A research institute in Cambridge, Mass., has received $120,646 to investigate "the impact of home environment" on adolescent sexual activity. The Rand Corp. in Santa Monica, Calif., has been awarded $143,868 to explore the extent to which parental supervision affects a child's likelihood of having sex before marriage.
And at the University of Michigan's Institute for Social Research, a team of researchers will receive $77,984 to determine, among other things, why teen-agers have sex in their homes.
These and nine other federal grants totaling $1.2 million were made last fall under the Adolescent Family Life program, the federal government's new campaign to curb sex among teen-agers. In the words of its authorizing legislation, the program is supposed to fund research into the "societal causes and consequences of adolescent premarital sexual relations."
Skeptics wonder about the need to spend federal funds investigating the causes of premarital sex, but researchers insist there is much to learn.
Arland D. Thornton at the University of Michigan says his team, with earlier federal awards from the National Institutes of Health, has spent years interviewing more than 1,800 parents and children about their attitudes regarding sex.

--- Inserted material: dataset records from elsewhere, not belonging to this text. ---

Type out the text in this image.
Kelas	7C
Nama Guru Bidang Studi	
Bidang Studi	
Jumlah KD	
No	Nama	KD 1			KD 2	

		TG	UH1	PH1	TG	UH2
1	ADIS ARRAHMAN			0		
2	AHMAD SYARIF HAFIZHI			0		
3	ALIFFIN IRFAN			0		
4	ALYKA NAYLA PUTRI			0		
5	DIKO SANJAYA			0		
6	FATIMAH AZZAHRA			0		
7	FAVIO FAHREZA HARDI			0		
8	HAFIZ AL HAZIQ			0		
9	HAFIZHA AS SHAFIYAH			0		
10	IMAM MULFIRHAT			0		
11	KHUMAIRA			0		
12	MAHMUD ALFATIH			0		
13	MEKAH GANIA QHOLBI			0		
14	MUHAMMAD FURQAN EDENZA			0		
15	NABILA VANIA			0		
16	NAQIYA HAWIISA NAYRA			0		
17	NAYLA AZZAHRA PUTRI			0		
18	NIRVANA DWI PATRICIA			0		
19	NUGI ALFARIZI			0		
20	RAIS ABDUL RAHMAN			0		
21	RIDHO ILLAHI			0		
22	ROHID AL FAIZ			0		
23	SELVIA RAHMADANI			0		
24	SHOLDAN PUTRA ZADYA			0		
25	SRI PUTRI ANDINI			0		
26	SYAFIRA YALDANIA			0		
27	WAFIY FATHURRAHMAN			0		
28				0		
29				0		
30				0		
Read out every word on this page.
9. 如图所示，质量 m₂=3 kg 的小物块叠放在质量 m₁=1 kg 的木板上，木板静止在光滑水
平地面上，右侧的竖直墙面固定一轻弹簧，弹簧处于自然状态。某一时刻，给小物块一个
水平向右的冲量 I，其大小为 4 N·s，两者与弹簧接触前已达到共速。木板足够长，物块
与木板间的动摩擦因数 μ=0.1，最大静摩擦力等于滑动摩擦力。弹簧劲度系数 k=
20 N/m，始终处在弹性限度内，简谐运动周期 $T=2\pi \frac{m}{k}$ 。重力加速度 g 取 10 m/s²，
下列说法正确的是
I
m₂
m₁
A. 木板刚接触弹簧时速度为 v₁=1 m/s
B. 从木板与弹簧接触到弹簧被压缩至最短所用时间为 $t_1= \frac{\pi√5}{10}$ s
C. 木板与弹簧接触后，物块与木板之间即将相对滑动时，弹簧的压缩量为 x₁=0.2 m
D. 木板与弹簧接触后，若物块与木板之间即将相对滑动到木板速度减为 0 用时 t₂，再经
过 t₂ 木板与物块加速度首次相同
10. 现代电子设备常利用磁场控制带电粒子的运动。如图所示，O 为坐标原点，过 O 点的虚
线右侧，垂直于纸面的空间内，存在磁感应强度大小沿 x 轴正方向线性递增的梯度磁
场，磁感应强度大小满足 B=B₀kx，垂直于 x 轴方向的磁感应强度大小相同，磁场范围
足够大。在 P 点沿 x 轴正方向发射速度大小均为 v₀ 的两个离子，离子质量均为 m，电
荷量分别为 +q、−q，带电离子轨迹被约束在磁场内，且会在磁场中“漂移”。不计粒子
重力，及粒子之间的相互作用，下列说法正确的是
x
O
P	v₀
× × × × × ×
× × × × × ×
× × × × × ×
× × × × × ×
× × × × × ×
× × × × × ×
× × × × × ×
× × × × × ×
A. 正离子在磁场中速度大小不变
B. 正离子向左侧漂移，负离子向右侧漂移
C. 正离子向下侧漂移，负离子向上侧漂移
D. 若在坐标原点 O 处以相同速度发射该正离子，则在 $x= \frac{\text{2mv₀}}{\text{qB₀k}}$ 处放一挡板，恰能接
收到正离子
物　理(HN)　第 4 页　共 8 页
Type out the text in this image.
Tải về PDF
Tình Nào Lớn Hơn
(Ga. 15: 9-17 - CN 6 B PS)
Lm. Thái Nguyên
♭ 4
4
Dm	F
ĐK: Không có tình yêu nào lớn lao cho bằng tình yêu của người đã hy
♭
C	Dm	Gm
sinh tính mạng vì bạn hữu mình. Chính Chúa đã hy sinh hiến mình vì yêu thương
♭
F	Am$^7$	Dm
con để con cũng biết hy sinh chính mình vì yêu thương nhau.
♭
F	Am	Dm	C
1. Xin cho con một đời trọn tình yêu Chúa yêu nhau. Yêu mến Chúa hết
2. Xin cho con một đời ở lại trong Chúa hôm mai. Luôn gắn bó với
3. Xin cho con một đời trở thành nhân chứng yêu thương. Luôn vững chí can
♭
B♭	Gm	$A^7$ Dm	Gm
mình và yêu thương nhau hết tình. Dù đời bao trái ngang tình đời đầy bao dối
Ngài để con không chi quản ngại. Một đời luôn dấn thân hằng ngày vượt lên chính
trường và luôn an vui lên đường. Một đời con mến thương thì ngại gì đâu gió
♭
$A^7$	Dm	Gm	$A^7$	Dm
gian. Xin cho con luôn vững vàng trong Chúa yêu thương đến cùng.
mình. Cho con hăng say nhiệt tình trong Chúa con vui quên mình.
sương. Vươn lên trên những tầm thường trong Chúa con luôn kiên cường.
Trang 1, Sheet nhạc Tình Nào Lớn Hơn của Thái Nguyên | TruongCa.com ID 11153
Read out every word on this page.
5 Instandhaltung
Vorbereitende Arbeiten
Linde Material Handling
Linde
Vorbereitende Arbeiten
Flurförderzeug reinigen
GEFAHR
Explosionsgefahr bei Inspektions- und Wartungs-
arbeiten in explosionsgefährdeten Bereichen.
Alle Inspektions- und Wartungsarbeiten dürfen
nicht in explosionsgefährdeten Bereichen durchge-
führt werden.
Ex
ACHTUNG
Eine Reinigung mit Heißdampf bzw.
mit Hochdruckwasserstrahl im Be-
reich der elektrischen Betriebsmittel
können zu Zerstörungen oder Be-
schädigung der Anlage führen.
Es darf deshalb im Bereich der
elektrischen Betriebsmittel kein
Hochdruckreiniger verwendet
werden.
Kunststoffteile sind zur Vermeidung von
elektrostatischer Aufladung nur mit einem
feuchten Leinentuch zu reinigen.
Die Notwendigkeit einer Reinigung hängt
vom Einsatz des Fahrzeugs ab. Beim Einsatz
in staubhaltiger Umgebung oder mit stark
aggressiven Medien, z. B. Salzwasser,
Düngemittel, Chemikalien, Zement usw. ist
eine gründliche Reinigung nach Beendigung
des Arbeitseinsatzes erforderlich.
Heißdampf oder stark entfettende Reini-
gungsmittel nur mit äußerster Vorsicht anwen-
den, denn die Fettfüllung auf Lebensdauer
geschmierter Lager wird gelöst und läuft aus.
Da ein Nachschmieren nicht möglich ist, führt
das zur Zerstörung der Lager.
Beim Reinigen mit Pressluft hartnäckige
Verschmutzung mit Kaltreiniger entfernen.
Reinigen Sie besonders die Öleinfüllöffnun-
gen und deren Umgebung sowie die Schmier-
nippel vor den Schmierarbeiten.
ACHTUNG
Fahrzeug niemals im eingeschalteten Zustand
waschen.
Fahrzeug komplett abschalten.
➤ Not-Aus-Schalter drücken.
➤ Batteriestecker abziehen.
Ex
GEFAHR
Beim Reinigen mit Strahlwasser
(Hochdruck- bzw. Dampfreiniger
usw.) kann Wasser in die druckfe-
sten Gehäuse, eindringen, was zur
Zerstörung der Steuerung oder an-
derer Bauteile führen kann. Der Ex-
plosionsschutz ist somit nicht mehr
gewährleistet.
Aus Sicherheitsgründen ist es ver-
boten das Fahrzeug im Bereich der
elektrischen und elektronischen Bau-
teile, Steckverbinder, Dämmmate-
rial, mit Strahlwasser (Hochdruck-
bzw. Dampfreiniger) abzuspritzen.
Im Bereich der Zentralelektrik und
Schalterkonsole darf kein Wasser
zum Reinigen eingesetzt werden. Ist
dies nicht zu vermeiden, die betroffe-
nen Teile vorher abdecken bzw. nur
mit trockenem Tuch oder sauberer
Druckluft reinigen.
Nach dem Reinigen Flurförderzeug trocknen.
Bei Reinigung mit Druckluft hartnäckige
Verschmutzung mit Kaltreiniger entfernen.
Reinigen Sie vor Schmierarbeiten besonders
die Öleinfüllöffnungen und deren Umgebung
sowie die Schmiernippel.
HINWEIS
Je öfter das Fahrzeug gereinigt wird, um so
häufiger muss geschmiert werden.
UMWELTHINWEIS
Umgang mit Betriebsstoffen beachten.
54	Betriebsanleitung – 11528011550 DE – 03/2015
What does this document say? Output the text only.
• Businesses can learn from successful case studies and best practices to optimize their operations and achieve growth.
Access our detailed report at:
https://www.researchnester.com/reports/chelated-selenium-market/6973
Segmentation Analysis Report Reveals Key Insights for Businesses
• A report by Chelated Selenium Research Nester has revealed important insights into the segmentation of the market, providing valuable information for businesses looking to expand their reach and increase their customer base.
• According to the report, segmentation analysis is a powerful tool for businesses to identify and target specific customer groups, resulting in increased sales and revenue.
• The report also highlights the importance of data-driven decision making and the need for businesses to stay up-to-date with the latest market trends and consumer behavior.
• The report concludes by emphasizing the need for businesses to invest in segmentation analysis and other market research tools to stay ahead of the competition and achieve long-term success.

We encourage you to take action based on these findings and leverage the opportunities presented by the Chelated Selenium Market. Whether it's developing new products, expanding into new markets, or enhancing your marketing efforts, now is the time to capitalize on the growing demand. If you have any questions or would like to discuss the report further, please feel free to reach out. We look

Once Congress created the Adolescent Family Life program, Thornton found a new agency from which to seek federal support. One of the social research institute's earlier findings, he said, is that "many teen-agers report they are having sex at their homes."
"I think what's going on is that children are finding vacant homes and their children have enough confidence to have sex without their parents knowing about it . . . . This is opposed to old stereotypes, such as cars."
Thornton said the data could help shape "educational programs" but noted that there is much work to be done.